As I pointed out in the comments, there are a few ways you might get better performance out of this, for large sets. If you’re willing to spend a bit more memory, you can use a Hash set of some kind to register whether or not an element has already been included. These generally have an O(1) lookup time to check if the current item is unique to the list.
Alternatively, sorting the input list (if it is sortable) with a good sort function (most of those included in a language’s standard library will be O(n log n)) can help, assuming you don’t care about the order of the “unique” output list. This way you can be sure that duplicate elements will always appear in sequence with each other, and it becomes trivial to reject them from the output.
Indeed complexity is O(n^2)
. For deeper explanation of how we arrived at O(n^2)
:
Pretend input is [1 2 3 4 5 6]
Outer loop iteration 1: answer == [ ]
, t == 1
Outer loop iteration 2: answer == [1]
, t == 2
Outer loop iteration 3: answer == [1, 2]
, t == 3
Outer loop iteration 4: answer == [1, 2, 3]
, t == 4
Outer loop iteration 5: answer == [1, 2, 3, 4]
, t == 5
Outer loop iteration 6: answer == [1, 2, 3, 4, 5]
, t == 6
Now sum the number of each inner loop iterations for each of the 6 outer loop iterations:
0 + 1 + 2 + 3 + 4 + 5 = 15
(5 + 0) + (4 + 1) + (2 + 3) = 15
(n/2) * (n - 1) = (n^2 - n)/2 -> O(n^2) (this is the tightest bound)
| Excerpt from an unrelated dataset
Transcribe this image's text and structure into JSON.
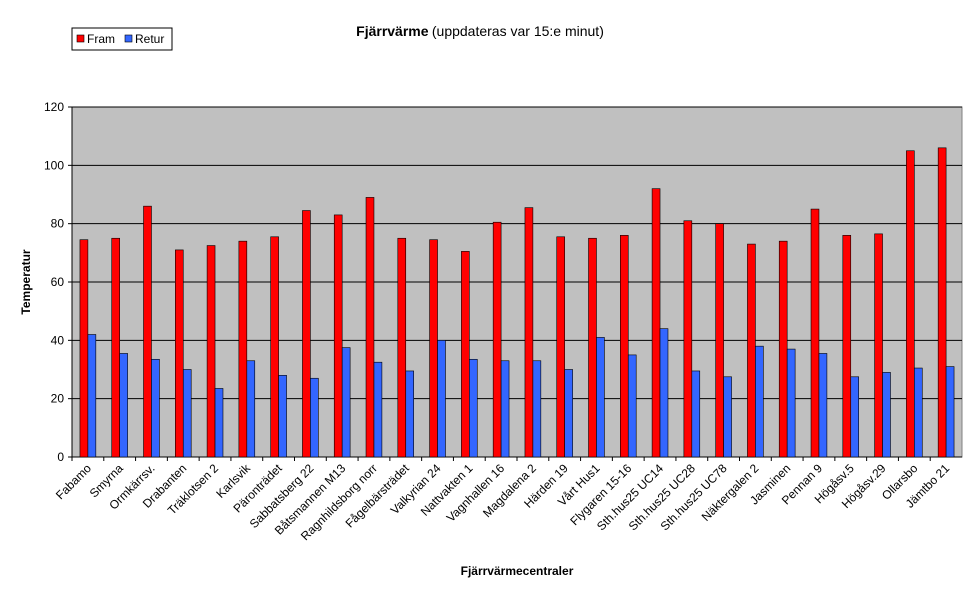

List<T> answer = new ArrayList<T>();
for (T t : self) {
boolean duplicated = false;
for (T t2 : answer) {
if (comparator.compare(t, t2) == 0) {
duplicated = true;
break;
}
}
if (!duplicated)
answer.add(t);
}
if (mutate) {
self.clear();
self.addAll(answer);
}
return mutate ? self : answer;
I argue that one can write her own algorithm for accomplishing the same thing but in O(n)
time, specifically using a Map
. First throw all the items into the Map
using the specified key, then iterate through all values in the Map
. Throwing items into Map
is O(n)
, iterating is also O(n)
, which equates to O(n)
(not O(2n)
since the growth is still linear). Not sure why Groovy developers didn’t optimize, unless I’m missing something.